I’ve been watching the tumultuous gyrations of the market very closely for the last month. In that time I’ve seen the Australian market decline by about 18% as of this morning. A month ago BHP was trading just on $45 a share. Today it’s in the $36 dollar range and likely to go lower.
I speak to my broker every day, and sometimes several times a day. When I got a missed call from him at about 9.15 this morning I knew it wouldn’t be good. “How you going,” I asked him when I got him on the line. I met with him a couple of months ago and speaking to him daily we’ve found a lot in common outside of the market. He’s a straight shooter and a good bloke. “Been better” he admitted. “Was up most of the night watching the US markets fall.”
He went on to suggest that I get out of the market. Too volatile, too irrational to make money safely. Generally, volatility is a good thing: it’s when you make money by buying low and selling high and riding the cycle. You can do that when you’re confident that the market is driven by fundamentals. That’s not the case now. Fear and panic-stricken over-reaction is the order of the day. Unfortunately the more rational of us get caught in the stampede. There comes a point with the lemmings’ barrel towards you when you have to decide: stand and get trampled or turn and run. Today we turned and joined the exodus.
I must say it goes against the grain. In fact, it pisses me off. I’m disdainful of those pussies who are so easily spooked. Some people shouldn’t be allowed to trade. The nature of the market is to fluctuate. For the most part, it is driven by economic fundamentals – business opportunities, company profits, and the wider economic outlook. There’s always some element of sentiment, but generally, it makes it interesting and allows those of us with a steelier nerve to profit off the softcocks. It works well, but not now.

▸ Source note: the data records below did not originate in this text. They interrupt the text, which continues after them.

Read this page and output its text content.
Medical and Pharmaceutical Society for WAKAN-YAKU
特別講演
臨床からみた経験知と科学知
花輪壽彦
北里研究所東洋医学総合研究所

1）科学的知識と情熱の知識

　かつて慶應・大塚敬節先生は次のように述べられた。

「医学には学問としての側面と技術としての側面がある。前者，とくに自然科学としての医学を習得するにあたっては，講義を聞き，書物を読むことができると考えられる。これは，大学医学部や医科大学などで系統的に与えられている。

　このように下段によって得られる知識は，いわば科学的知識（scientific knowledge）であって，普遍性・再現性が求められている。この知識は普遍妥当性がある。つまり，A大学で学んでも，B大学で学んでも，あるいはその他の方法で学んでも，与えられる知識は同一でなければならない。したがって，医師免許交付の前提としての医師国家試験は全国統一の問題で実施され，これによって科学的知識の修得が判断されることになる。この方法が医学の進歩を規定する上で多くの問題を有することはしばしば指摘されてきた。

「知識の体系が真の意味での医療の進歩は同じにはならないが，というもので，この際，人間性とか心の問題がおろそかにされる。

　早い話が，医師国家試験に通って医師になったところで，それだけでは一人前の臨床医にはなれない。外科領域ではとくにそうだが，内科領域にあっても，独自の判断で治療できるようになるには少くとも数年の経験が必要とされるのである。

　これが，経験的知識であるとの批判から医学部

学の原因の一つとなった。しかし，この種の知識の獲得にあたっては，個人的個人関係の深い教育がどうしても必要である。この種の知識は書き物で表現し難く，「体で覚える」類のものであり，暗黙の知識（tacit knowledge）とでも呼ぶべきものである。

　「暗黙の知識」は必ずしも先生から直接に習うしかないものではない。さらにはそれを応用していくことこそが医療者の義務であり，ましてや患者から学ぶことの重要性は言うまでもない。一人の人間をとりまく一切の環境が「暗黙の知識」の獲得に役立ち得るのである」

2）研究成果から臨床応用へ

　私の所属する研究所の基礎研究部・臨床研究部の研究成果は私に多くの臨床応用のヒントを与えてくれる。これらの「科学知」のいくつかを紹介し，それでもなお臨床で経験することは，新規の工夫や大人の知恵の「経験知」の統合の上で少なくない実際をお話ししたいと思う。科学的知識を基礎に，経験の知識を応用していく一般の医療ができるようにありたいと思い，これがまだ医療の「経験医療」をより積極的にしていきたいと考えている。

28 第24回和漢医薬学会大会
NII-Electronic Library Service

It’s tempting to suggest that the softcocks are ruling the market right now, but that’s not entirely true. Sure, there are plenty of mums and dads out there who are terrified of seeing their investment in the NAB go up in a puff of smoke, but they’re small-time really. It’s the hedge and superannuation funds going all defensive who are really doing the damage. And it’s not necessarily because they’re getting spooked – they know the fundamentals better than anyone. They also know the fundamentals count for nothing right now. And so the slightest whiff of negative news – such as there has been recently – is enough for them to act in anticipation of an irrational response. Unfortunately, it only adds to the downward momentum and general hysteria.
Right now everyone’s getting into cash. You know things are bad when stalwarts like me are getting out of the market. I gave my broker the nod this morning, do it I said. Then I went and liquidated all my privately-held stocks. I’ve taken a hit. At its peak, I had doubled my stake in the market, but I’ve given 20% of that back since. Still well in front.
While the lemmings around me plunge blindly over the cliff I’ll have a smoko. The good news is that there’s a lot of money to made on the upside. I’ve got to hope that the market continues to fall, and I think it will. Then I’ve got to pick the time to go back in.
It’s precarious right now. Europe is yet to be resolved, and while the recovery is ongoing in the US it’s fragile. Worst-case scenario and all this irrational behaviour may precipitate another crisis. I don’t think it will. I think it must steady. China is still going great guns; Oz is healthy notwithstanding the plunge in the dollar. Europe will cease to be news. At some point, rationality will return to the market.
Then we go. It might be a couple of weeks, it might be a month. When it goes I think it might surge. I aim to ride it for all it’s worth. I think within 6 months all that’s been lost will have been recovered and, notwithstanding any further unforeseen disasters, it will be a stronger market. I hope to double up again.
That’s the thing, for all the doom and gloom there are a lot of glittering opportunities waiting to be unearthed.